On August 12, lawyers representing MacArthur and Grace Community Church filed suit on their behalf against California’s governor and attorney general, the mayor of Los Angeles, and other California and Los Angeles County public health officials, after MacArthur received a cease and desist letter prohibiting indoor worship and threatening him with fines and imprisonment should Grace Community continue to worship in their church building.

The lawsuit seeks to prohibit California from enforcing its unconstitutional and onerous coronavirus pandemic regulations against the church and seeks a judgment that the health orders violate the California Constitution.

Attorneys for the church argue that it is time for California to recognize that Christians are not second-class citizens, and the court must step in to do its job applying the protections the U.S. and California State Constitutions provide to every individual equally and to churches in particular.

They said that the American people have begun to see that they are being cheated by their own government.

“They have witnessed how the onerous restrictions imposed on them by public officials to allegedly fight the COVID-19 pandemic simply do not apply to certain, favored groups,” the lawsuit reads. “When many went to the streets to engage in ‘political protests’ against ‘racism’ and ‘police brutality,’ these protestors refused to comply with the pandemic restrictions. Instead of enforcing the public health orders, public officials were all too eager to grant a de facto exception for these favored protestors.”

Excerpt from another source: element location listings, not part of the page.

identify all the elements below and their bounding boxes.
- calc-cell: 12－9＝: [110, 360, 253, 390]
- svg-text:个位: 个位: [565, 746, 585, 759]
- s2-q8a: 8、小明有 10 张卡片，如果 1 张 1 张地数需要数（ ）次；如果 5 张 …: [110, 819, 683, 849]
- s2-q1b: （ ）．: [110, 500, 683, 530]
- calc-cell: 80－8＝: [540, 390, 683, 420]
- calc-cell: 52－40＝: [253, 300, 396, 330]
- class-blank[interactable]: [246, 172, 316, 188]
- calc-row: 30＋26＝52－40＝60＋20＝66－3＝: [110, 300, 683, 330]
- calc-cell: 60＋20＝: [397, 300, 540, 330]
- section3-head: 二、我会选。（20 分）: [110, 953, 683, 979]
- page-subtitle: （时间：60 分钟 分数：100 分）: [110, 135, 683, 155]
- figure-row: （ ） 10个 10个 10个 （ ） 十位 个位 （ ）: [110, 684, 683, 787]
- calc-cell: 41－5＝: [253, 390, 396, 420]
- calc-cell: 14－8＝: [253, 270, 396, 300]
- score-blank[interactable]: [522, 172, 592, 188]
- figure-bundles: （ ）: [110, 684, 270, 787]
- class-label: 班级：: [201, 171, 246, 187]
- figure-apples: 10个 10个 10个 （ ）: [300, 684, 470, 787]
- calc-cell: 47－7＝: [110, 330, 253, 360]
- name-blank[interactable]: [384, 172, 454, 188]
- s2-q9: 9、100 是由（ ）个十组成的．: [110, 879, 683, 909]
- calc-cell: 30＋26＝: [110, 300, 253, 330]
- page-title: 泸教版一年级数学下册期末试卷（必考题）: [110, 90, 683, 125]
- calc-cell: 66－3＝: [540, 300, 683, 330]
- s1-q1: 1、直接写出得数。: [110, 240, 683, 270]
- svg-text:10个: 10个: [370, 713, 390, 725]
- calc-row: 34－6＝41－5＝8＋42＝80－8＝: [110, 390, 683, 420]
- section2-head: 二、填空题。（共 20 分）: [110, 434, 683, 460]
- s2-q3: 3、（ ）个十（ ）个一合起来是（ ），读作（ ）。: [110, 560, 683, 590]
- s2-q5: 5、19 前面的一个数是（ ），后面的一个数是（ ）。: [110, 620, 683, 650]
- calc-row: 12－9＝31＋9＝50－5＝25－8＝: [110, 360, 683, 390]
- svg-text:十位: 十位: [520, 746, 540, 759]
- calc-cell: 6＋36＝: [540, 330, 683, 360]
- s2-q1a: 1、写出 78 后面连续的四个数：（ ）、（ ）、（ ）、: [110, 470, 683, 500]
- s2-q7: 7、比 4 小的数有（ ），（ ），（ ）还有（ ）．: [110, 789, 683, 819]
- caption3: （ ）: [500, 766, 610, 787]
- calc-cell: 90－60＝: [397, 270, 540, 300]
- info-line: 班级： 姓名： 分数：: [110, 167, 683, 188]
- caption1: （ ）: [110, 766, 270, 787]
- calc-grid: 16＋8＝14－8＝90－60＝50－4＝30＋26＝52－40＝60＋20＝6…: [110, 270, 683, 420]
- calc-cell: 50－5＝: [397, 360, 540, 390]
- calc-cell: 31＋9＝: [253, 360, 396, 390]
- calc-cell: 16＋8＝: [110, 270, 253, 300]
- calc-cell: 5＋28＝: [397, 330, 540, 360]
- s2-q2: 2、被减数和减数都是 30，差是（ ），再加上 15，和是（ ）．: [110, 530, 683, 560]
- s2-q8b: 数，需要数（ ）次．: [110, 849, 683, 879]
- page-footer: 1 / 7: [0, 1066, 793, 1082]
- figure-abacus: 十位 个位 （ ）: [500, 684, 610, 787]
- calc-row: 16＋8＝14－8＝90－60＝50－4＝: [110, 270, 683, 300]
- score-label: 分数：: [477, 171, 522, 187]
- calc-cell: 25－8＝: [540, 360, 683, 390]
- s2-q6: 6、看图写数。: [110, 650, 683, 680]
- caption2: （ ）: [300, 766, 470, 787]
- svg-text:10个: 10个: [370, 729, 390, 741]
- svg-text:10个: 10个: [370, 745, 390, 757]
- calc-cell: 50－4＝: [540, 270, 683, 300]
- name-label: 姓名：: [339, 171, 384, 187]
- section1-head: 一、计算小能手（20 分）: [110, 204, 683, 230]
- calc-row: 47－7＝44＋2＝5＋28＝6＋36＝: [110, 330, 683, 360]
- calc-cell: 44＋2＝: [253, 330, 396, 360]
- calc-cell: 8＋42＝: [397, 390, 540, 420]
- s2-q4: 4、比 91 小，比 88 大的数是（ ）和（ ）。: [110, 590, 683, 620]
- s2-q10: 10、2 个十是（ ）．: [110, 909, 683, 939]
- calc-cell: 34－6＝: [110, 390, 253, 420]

Hours after the suit was filed, the county filed for a temporary restraining order to force the church to stop holding indoor services and comply with demands that MacArthur’s attorneys described as unreasonable and over-broad. Two days later, a California superior court denied almost all of the county’s requests, agreeing with MacArthur and his church that it is the county’s burden to show why they should be permitted to infringe on the constitutionally protected rights of churches to freely exercise religion.

But the following day the California 2nd District Court of Appeal issued a stay on the trial court’s order barring Los Angeles County from enforcing its ban on “indoor religious activity,” ordering the church instead to provide a formal response to the County’s petition on or before August 25. It also said the trial court’s previously scheduled hearing for preliminary injunction, set for September 4, will go forward.

Regardless, Grace Community Church gathered its congregants as usual on Sunday, holding three indoor services.

“We’re not meeting … because we want to be rebellious. We’re meeting because our Lord has commanded us to come together and worship Him,” MacArthur said.

Before last week’s lawsuit was filed, MacArthur and the elders at Grace Community Church had released a statement making a Biblical case for the church’s duty to remain open.

In it the church leaders publicly and respectfully informed civic leaders that they have “exceeded their legitimate jurisdiction,” and “faithfulness to Christ prohibits us from observing the restrictions they want to impose on our corporate worship services.”

“As His people, we are subject to His will and commands as revealed in Scripture,” stated MacArthur, joined by the pastors and elders of the church. “Therefore, we cannot and will not acquiesce to a government-imposed moratorium on our weekly congregational worship or other regular corporate gatherings. Compliance would be disobedience to our Lord’s clear commands.”